Selon la version et l’état du véhicule, la fourchette s’étend de 45 000 € pour une 1600 SC/SX en état correct à plus de 400 000 € pour une version Groupe 4 de compétition en état concours. La 1600 S, très recherchée, atteint entre 80 000 € et 220 000 € selon l’historique et l’état du châssis.

Une Alpine A110 Berlinette est-elle compatible avec la conduite en zone ZFE ?

Oui, les A110 produites entre 1962 et 1977 peuvent obtenir la carte grise collection, permettant de rouler sans contrainte dans la plupart des ZFE, sous réserve de démarches auprès de la FFVE pour l’attestation nécessaire.

Quels sont les points sensibles à surveiller avant l’achat d’une Berlinette ?

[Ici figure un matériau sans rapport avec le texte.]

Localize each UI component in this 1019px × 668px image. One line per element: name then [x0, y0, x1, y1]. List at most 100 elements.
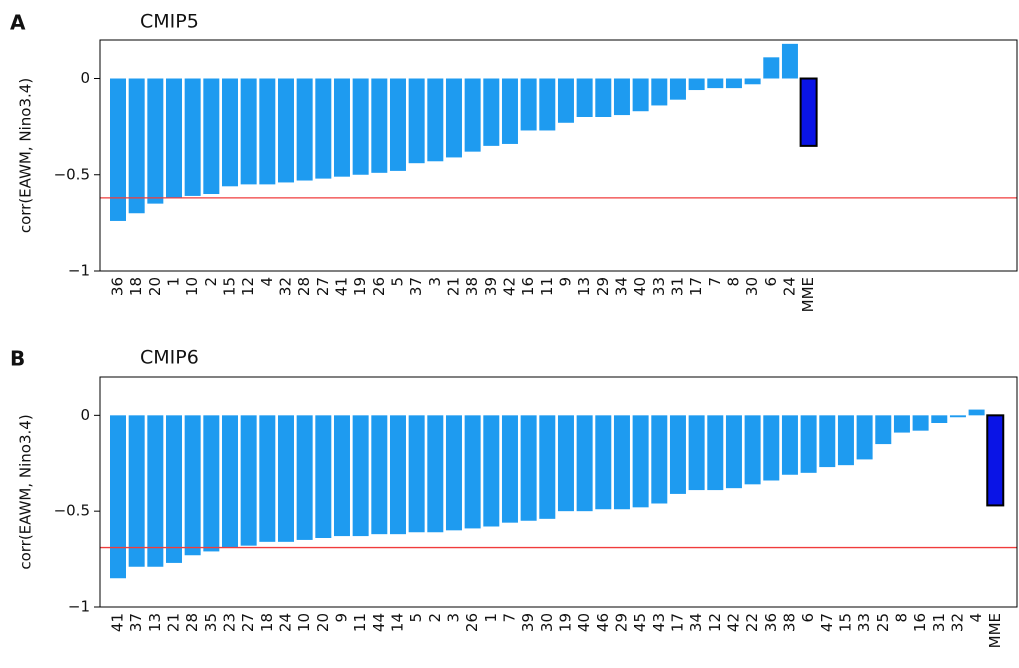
bar — [408, 78, 425, 164]
bar — [501, 78, 518, 144]
x-tick-label: 7 — [706, 277, 724, 287]
y-tick-label: −1 — [68, 262, 90, 280]
bar — [371, 78, 388, 173]
bar — [781, 43, 798, 79]
bar — [669, 415, 686, 494]
bar — [931, 415, 948, 423]
x-tick-label: 20 — [146, 277, 164, 296]
x-tick-label: MME — [799, 277, 817, 312]
x-tick-label: 7 — [500, 613, 518, 623]
x-tick-label: 27 — [239, 613, 257, 632]
panel-label: B — [10, 347, 25, 371]
y-tick-label: 0 — [80, 69, 90, 87]
x-tick-label: 36 — [109, 277, 127, 296]
x-tick-label: 10 — [295, 613, 313, 632]
x-tick-label: 23 — [220, 613, 238, 632]
x-tick-label: 18 — [258, 613, 276, 632]
bar — [352, 415, 369, 537]
bar — [613, 415, 630, 510]
bar — [483, 415, 500, 527]
bar — [744, 415, 761, 485]
x-tick-label: 17 — [668, 613, 686, 632]
bar — [277, 415, 294, 542]
bar — [203, 415, 220, 552]
bar — [763, 415, 780, 481]
bar — [333, 78, 350, 177]
x-tick-label: 39 — [519, 613, 537, 632]
x-tick-label: 12 — [239, 277, 257, 296]
bar — [539, 78, 556, 131]
bar — [128, 415, 145, 567]
x-tick-label: 13 — [146, 613, 164, 632]
x-tick-label: 25 — [874, 613, 892, 632]
x-tick-label: 26 — [370, 277, 388, 296]
x-tick-label: 28 — [183, 613, 201, 632]
x-tick-label: 21 — [164, 613, 182, 632]
x-tick-label: 42 — [724, 613, 742, 632]
bar — [333, 415, 350, 537]
bar — [800, 415, 817, 473]
x-tick-label: 22 — [743, 613, 761, 632]
x-tick-label: 24 — [780, 277, 798, 296]
x-tick-label: 47 — [818, 613, 836, 632]
x-tick-label: 24 — [276, 613, 294, 632]
bar — [651, 78, 668, 106]
bar — [613, 78, 630, 116]
x-tick-label: 27 — [314, 277, 332, 296]
x-tick-label: 37 — [407, 277, 425, 296]
x-tick-label: 31 — [668, 277, 686, 296]
bar — [464, 78, 481, 152]
bar — [259, 78, 276, 185]
bar — [445, 415, 462, 531]
x-tick-label: 5 — [407, 613, 425, 623]
x-tick-label: 9 — [332, 613, 350, 623]
bar — [632, 78, 649, 112]
x-tick-label: 12 — [706, 613, 724, 632]
bar — [725, 415, 742, 489]
bar — [240, 415, 257, 546]
x-tick-label: 32 — [276, 277, 294, 296]
chart-title: CMIP5 — [140, 11, 199, 33]
x-tick-label: 9 — [556, 277, 574, 287]
x-tick-label: 10 — [183, 277, 201, 296]
bar — [389, 78, 406, 171]
bar — [744, 78, 761, 85]
bar — [221, 78, 238, 187]
bar — [128, 78, 145, 214]
bar — [221, 415, 238, 548]
bar — [110, 415, 126, 579]
bar — [595, 415, 612, 510]
bar — [781, 415, 798, 475]
x-tick-label: 32 — [948, 613, 966, 632]
x-tick-label: 38 — [780, 613, 798, 632]
x-tick-label: 19 — [556, 613, 574, 632]
x-tick-label: 21 — [444, 277, 462, 296]
bar — [240, 78, 257, 185]
x-tick-label: 11 — [538, 277, 556, 296]
x-tick-label: 41 — [332, 277, 350, 296]
x-tick-label: 2 — [426, 613, 444, 623]
bar — [259, 415, 276, 542]
bar — [912, 415, 929, 431]
bar — [725, 78, 742, 89]
x-tick-label: 1 — [164, 277, 182, 287]
x-tick-label: 29 — [594, 277, 612, 296]
bar — [707, 415, 724, 491]
x-tick-label: 18 — [127, 277, 145, 296]
x-tick-label: 3 — [426, 277, 444, 287]
bar — [949, 415, 966, 418]
x-tick-label: 19 — [351, 277, 369, 296]
bar — [557, 415, 574, 512]
bar — [464, 415, 481, 529]
y-tick-label: −0.5 — [54, 165, 90, 183]
x-tick-label: 29 — [612, 613, 630, 632]
x-tick-label: 41 — [109, 613, 127, 632]
x-tick-label: 17 — [687, 277, 705, 296]
bar — [707, 78, 724, 89]
bar — [576, 78, 593, 117]
bar — [184, 78, 201, 196]
x-tick-label: 14 — [388, 613, 406, 632]
bar — [688, 78, 705, 91]
bar — [520, 78, 537, 131]
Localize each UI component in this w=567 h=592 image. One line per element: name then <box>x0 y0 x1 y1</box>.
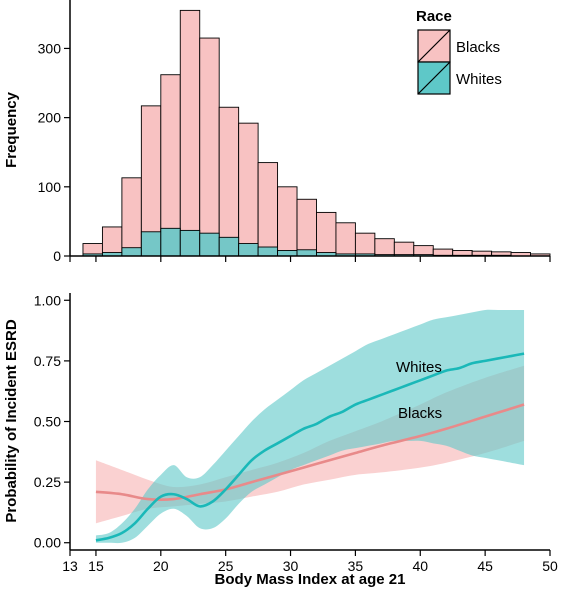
line-whites <box>95 352 525 542</box>
xtick-label-1: 15 <box>88 558 104 574</box>
probability-axes: 0.00 0.25 0.50 0.75 1.00 13 15 20 25 30 35 40 45 50 <box>34 292 558 574</box>
histogram-panel: 0 100 200 300 Frequency Race Blacks Whites <box>3 0 551 264</box>
bar-blacks-14 <box>354 232 376 257</box>
xtick-label-0: 13 <box>62 558 78 574</box>
legend-label-whites: Whites <box>456 71 502 88</box>
probability-ylabel: Probability of Incident ESRD <box>3 319 20 523</box>
probability-ytick-label-3: 0.75 <box>34 353 61 369</box>
bar-blacks-13 <box>335 222 356 257</box>
bar-blacks-8 <box>238 122 259 257</box>
histogram-bars-blacks <box>82 9 551 257</box>
line-blacks <box>95 403 525 501</box>
bar-blacks-7 <box>218 106 240 257</box>
legend-swatch-line-blacks <box>417 29 451 63</box>
histogram-ytick-label-3: 300 <box>38 40 62 56</box>
bar-blacks-9 <box>257 162 279 257</box>
probability-ytick-label-2: 0.50 <box>34 414 61 430</box>
histogram-ytick-label-2: 200 <box>38 110 62 126</box>
probability-panel: 0.00 0.25 0.50 0.75 1.00 13 15 20 25 30 35 40 45 50 W… <box>3 292 558 588</box>
annotation-blacks: Blacks <box>398 405 442 422</box>
x-axis-title: Body Mass Index at age 21 <box>215 571 406 588</box>
bar-whites-4 <box>160 227 181 257</box>
histogram-ytick-label-1: 100 <box>38 179 62 195</box>
bar-blacks-5 <box>179 9 201 257</box>
bar-whites-5 <box>179 229 201 257</box>
bar-blacks-6 <box>199 37 220 257</box>
bar-blacks-10 <box>277 186 298 257</box>
xtick-label-5: 35 <box>348 558 364 574</box>
legend-title: Race <box>416 8 452 25</box>
bar-whites-8 <box>238 243 259 257</box>
bar-blacks-12 <box>316 211 337 257</box>
legend-item-whites: Whites <box>417 61 502 95</box>
bar-blacks-1 <box>101 226 123 257</box>
bar-whites-2 <box>121 247 142 257</box>
bar-whites-7 <box>218 236 240 257</box>
bar-blacks-16 <box>393 241 415 257</box>
xtick-label-6: 40 <box>412 558 428 574</box>
histogram-axes: 0 100 200 300 <box>38 0 551 264</box>
histogram-ylabel: Frequency <box>3 91 20 168</box>
xtick-label-7: 45 <box>477 558 493 574</box>
annotation-whites: Whites <box>396 359 442 376</box>
xtick-label-3: 25 <box>218 558 234 574</box>
bar-blacks-2 <box>121 177 142 257</box>
bar-whites-3 <box>140 231 162 257</box>
bar-whites-11 <box>296 249 317 257</box>
bar-blacks-15 <box>374 238 395 257</box>
legend: Race Blacks Whites <box>416 8 502 95</box>
bar-blacks-11 <box>296 198 317 257</box>
legend-label-blacks: Blacks <box>456 39 500 56</box>
probability-ytick-label-1: 0.25 <box>34 474 61 490</box>
legend-swatch-line-whites <box>417 61 451 95</box>
xtick-label-4: 30 <box>283 558 299 574</box>
xtick-label-8: 50 <box>542 558 558 574</box>
bar-whites-10 <box>277 250 298 257</box>
probability-ytick-label-0: 0.00 <box>34 535 61 551</box>
bar-whites-6 <box>199 232 220 257</box>
legend-item-blacks: Blacks <box>417 29 500 63</box>
xtick-label-2: 20 <box>153 558 169 574</box>
probability-lines <box>95 352 525 542</box>
histogram-ytick-label-0: 0 <box>53 248 61 264</box>
bar-whites-9 <box>257 246 279 257</box>
probability-ytick-label-4: 1.00 <box>34 292 61 308</box>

La corrosion du châssis poutre (surtout sur les points d’ancrage), l’état de la fibre de verre (fissures, cloquages, décollements), les différences entre numéro de châssis et moteur, la santé des synchros de boîte et la cohérence de l’historique (certificats Alpine). L’intervention d’un spécialiste Alpine est vivement recommandée avant toute transaction.

Est-ce un bon investissement de collectionneur ?

La tendance reste haussière, avec une augmentation régulière de la cote de 5 à 12 % par an. La rareté des exemplaires authentiques, la traçabilité des documents et l’histoire du véhicule constituent des vecteurs de valorisation à moyen et long terme.

Récupérer ou restaurer une Alpine A110 « dans son jus », est-ce risqué ?

Oui, particulièrement en ce qui concerne le châssis poreux à la corrosion. Le coût de restauration d’une caisse malade dépasse souvent celui de l’achat d’un exemplaire sain. Priorité à la caisse, au n° de châssis et à l’historique.